Hanging Onto My Salad Days
Welcome to my random musings about the world, on a weekly-to-occasional basis.
Where we are: Bangkok, Thailand—we’ve been out of quarantine for almost a week. Toby (our eldest) has moved to a different part of the city since our last visit, so it almost feels like we’ve never been here before—almost, but not quite.
Hanging onto my salad days
A friend recently asked me what I love so much about Thailand (other than Toby). I rattled off the usual list of appealing qualities: food, weather, temples, energy. Last week, as our quarantine progressed and we got increasingly excited about getting sprung, I started sifting through memories of the four or five or maybe six times we’ve been here.
More sensory details started coming back to me: the smell of jasmine, the feeling of airy loftiness above me when I kneel in an empty temple, the distinctive repetition of the koel bird’s call, and the springiness in my feet after I’ve endured the agony of a proper Thai foot massage.
Then I remembered something that happened on one of our early trips. Not my first, which was a blur of jet lag and heat and unfamiliar smells, but probably the second. Our friend Ned was visiting (*waves* Hi Ned!), and the three of us went to the big market for lunch.
Or Tor Kor is one of my favorite markets, anywhere. It’s huge, clean, well-organized, and you can buy any kind of Thai produce your heart desires. There’s a food court, and an entire section full of snacks and deliciously mysterious little desserts that I can’t identify, but love to stuff myself with. It’s somewhat tourist-friendly, in that vendors will try their best to communicate (although that’s also just the nature of Thailand, which is the point I’m about to make), but not touristy at all. Most of the shoppers are generally Thai people. There’s very little English—if you’re looking for a souvenir t-shirt, don’t go there. On the other hand, if you want to try fourteen kinds of fruit that you’ve never seen before, hit me up and I’ll give you directions.
Anyway—the three of us went to Or Tor Kor market one day for lunch.

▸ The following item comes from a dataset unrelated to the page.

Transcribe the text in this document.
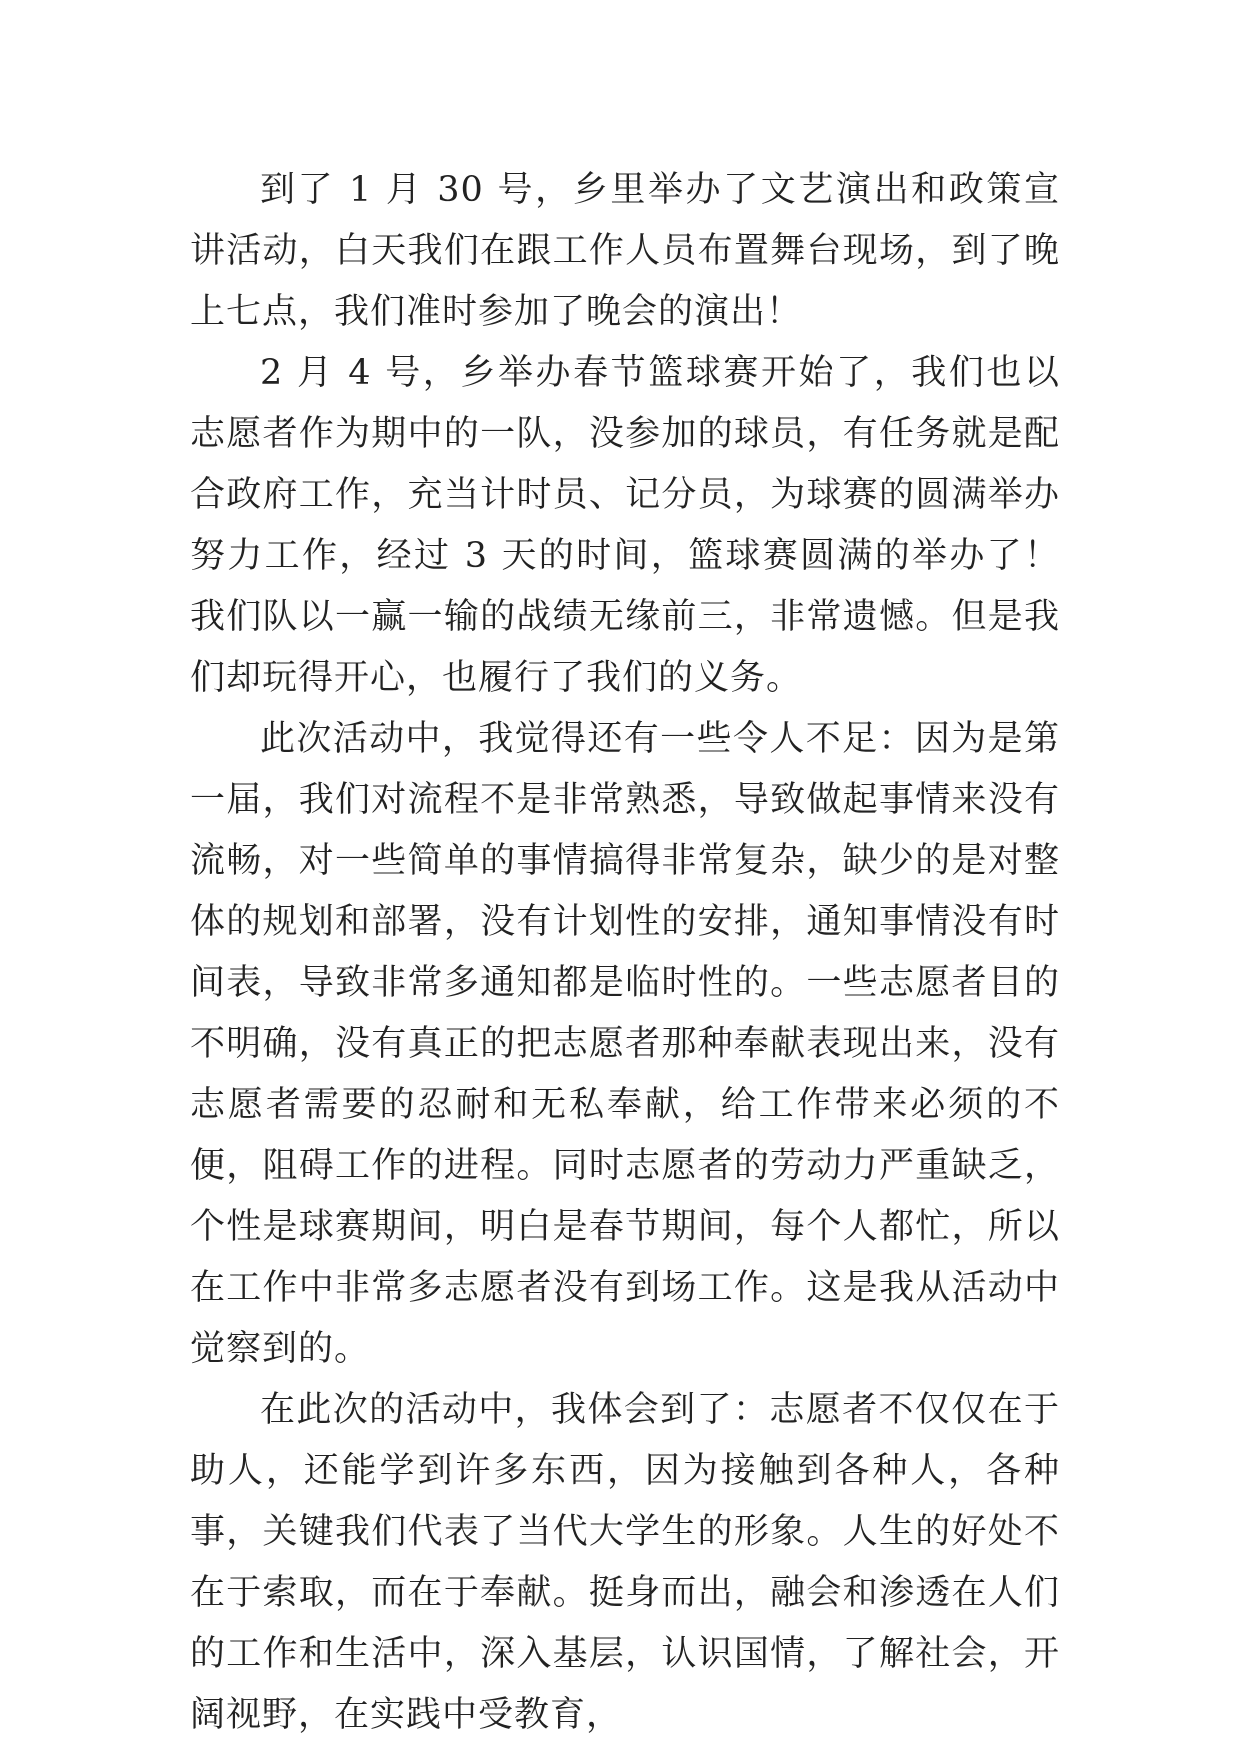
到了 1 月 30 号，乡里举办了文艺演出和政策宣讲活动，白天我们在跟工作人员布置舞台现场，到了晚上七点，我们准时参加了晚会的演出！

2 月 4 号，乡举办春节篮球赛开始了，我们也以志愿者作为期中的一队，没参加的球员，有任务就是配合政府工作，充当计时员、记分员，为球赛的圆满举办努力工作，经过 3 天的时间，篮球赛圆满的举办了！我们队以一赢一输的战绩无缘前三，非常遗憾。但是我们却玩得开心，也履行了我们的义务。

此次活动中，我觉得还有一些令人不足：因为是第一届，我们对流程不是非常熟悉，导致做起事情来没有流畅，对一些简单的事情搞得非常复杂，缺少的是对整体的规划和部署，没有计划性的安排，通知事情没有时间表，导致非常多通知都是临时性的。一些志愿者目的不明确，没有真正的把志愿者那种奉献表现出来，没有志愿者需要的忍耐和无私奉献，给工作带来必须的不便，阻碍工作的进程。同时志愿者的劳动力严重缺乏，个性是球赛期间，明白是春节期间，每个人都忙，所以在工作中非常多志愿者没有到场工作。这是我从活动中觉察到的。

在此次的活动中，我体会到了：志愿者不仅仅在于助人，还能学到许多东西，因为接触到各种人，各种事，关键我们代表了当代大学生的形象。人生的好处不在于索取，而在于奉献。挺身而出，融会和渗透在人们的工作和生活中，深入基层，认识国情，了解社会，开阔视野，在实践中受教育，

Ned loves a good market almost as much as I do, and Lee, bless him, is always happy to tag along if there are snacks involved. This is why I married him. After an hour or so of wandering the aisles of fruit and fish and more leafy greens than I knew existed, we went to the food court to get some lunch. Ned and I, both being vegetarian, got ours at the same booth, and went to a table. Lee was waiting in line for some kind of meaty thing—sometimes it’s harder to find vegetarian food, but when you do, you can pretty much assume there won’t be a line.
Anyway. Ned had gotten some kind of salad that came with lots of DIY elements, all neatly apportioned on his tray. We were chatting, not really thinking about our food. Ned took a bite of something green, ate it, then took another bite of something else. About that time, a woman at the next table popped up from her seat, came over, and took Ned’s chopsticks out of his hand. We had no idea what she was saying, but the message was clear: You poor foreigners don’t even know how to eat, so I’m going to take care of you!
And she did. She mixed up bits of this and that from Ned’s tray and made him a salad that was a thing of beauty. Left to our own devices, we never would’ve figured out how the various ingredients played together, which would be a pity, because Thai food, properly assembled, is far more than the sum of its parts.
It’s what I think of as ‘aunty culture.’ People here (and I’m generalizing, I know—this is totally based on my own unique experience) are seriously willing to look out for each other. There is a shared sense of responsibility that is comforting.
I like that feeling. To continue a train of thought from last week’s email, it makes me feel safe. I assume that if I have a problem, someone will help me, and that in turn makes me more willing to trust—to wade in with both feet. I don’t feel like I have to be defensive, or on my guard. I’m incredibly happy to be back in a place that feels so right to me. Also? It’s delicious.
From my writer’s notebook: There’s a movie coming out on Netflix later this month called The Dig. It’s the story of the 1939 discovery of the Sutton Hoo treasure—the burial goods of 6th and 7th century Anglo-Saxons. Think: Beowulf. Anyway—Sutton Hoo had sort of mythological status in my youth, because we lived nearby when I was in middle school. I’ve always been fascinated by the artifacts (most of which are now in the British Museum; I ogle them every time I’m there), but I’ve never known the story surrounding the actual discovery, so I’m very excited about the movie. I often think discovery stories, like that of Howard Carter and Lord Carnarvon’s search for Tutankhamen’s tomb, are more compelling than the actual finds themselves. (Note: I was also super-excited about The Monuments Men, and I did actually love it, so take my excitement with a grain of salt.)